The social media giant – Facebook, just got fined by UK’s government via the Information Commissioner (ICO); Elizabeth Denham, who issued the 27-paged “Monetary Penalty Notice” on 24 October over the Cambridge Analytica Scandal.
A portion of the document states;
“The monetary penalty arises out of a very serious data incident taking place before 25 May 2018 and affecting users whose personal data is processed on the Facebook Platform. The total number of users worldwide who were affected by the incident has been estimated by the Facebook Companies themselves as being up to 87 million”
The ICO found that at least one million UK users were among the 87 million Facebook users whose private data was harvested by Dr. Aleksandr Kogan – a psychology Professor at Cambridge University and his company Global Science Research (GSR). Denham stated that these data was shared with other groups including Cambridge Analytica, the British political consultancy that played a key role in President Trump’s 2016 election campaign as well as pro-Brexit campaigns in the UK.
Surprisingly, the amount of the monetary penalty the commissioner issued was £500,000 which is equivalent to $644,000. Of course, this is about a quarter of an hour’s profit of Facebook and won’t leave a dent on Mark Zukerbergs’ pocket whose company just announced $13.2 billion as revenue in the last quarter.

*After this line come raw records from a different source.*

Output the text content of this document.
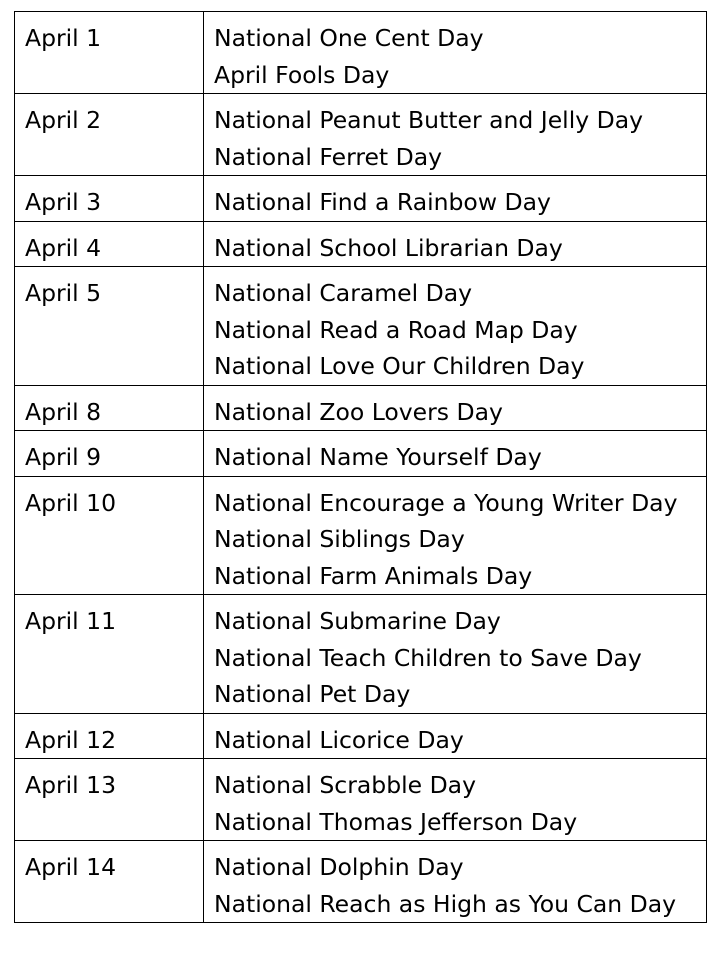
April 1	National One Cent Day
April Fools Day

April 2	National Peanut Butter and Jelly Day
National Ferret Day

April 3	National Find a Rainbow Day

April 4	National School Librarian Day

April 5	National Caramel Day
National Read a Road Map Day
National Love Our Children Day

April 8	National Zoo Lovers Day

April 9	National Name Yourself Day

April 10	National Encourage a Young Writer Day
National Siblings Day
National Farm Animals Day

April 11	National Submarine Day
National Teach Children to Save Day
National Pet Day

April 12	National Licorice Day

April 13	National Scrabble Day
National Thomas Jefferson Day

April 14	National Dolphin Day
National Reach as High as You Can Day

Fortunately for Facebook, the ICO explained in a press statement on 25 October that the fine amount was the maximum monetary penalty that could be served under the Data Protection Act 1998. It was just replaced in May by the new Data Protection Act 2018, alongside the EU’s General Data Protection Regulation. These provide a range of new enforcement tools for the ICO, including maximum fines of £17 million or 4% of global turnover. Facebook must have just escaped bankruptcy.
In as much as Facebook made it through the fine, it can’t boast of its reputation and trailing issues before the UK’s Information Commission. The ICO further said in the press statement;
“Facebook failed to sufficiently protect the privacy of its users before, during and after the unlawful processing of this data. A company of its size and expertise should have known better and it should have done better.”
This is quite embarrassing and the next statement spells worse issues in no distant time. “Our work is continuing. There are still bigger questions to be asked and broader conversations to be had about how technology and democracy interact and whether the legal, ethical and regulatory frameworks we have in place are adequate to protect the principles on which our society is based.” She added.
In the quest for all those associated with the case, a Canadian firm alleged by the ICO to be linked to Cambridge Analytica, Aggregate Data Services IQ Ltd, has been issued civil enforcement notice which they are appealing against in the First-Tier Tribunal. The company said it is not linked to the Cambridge Analytica scandal and was merely a software developer for the controversial company.
A further update on the ICO investigation into data analytics for political purposes will be on Tuesday 6 November, when Ms Denham will give evidence to the Department for Digital, Culture, Media and Sport (DCMS) Select Committee.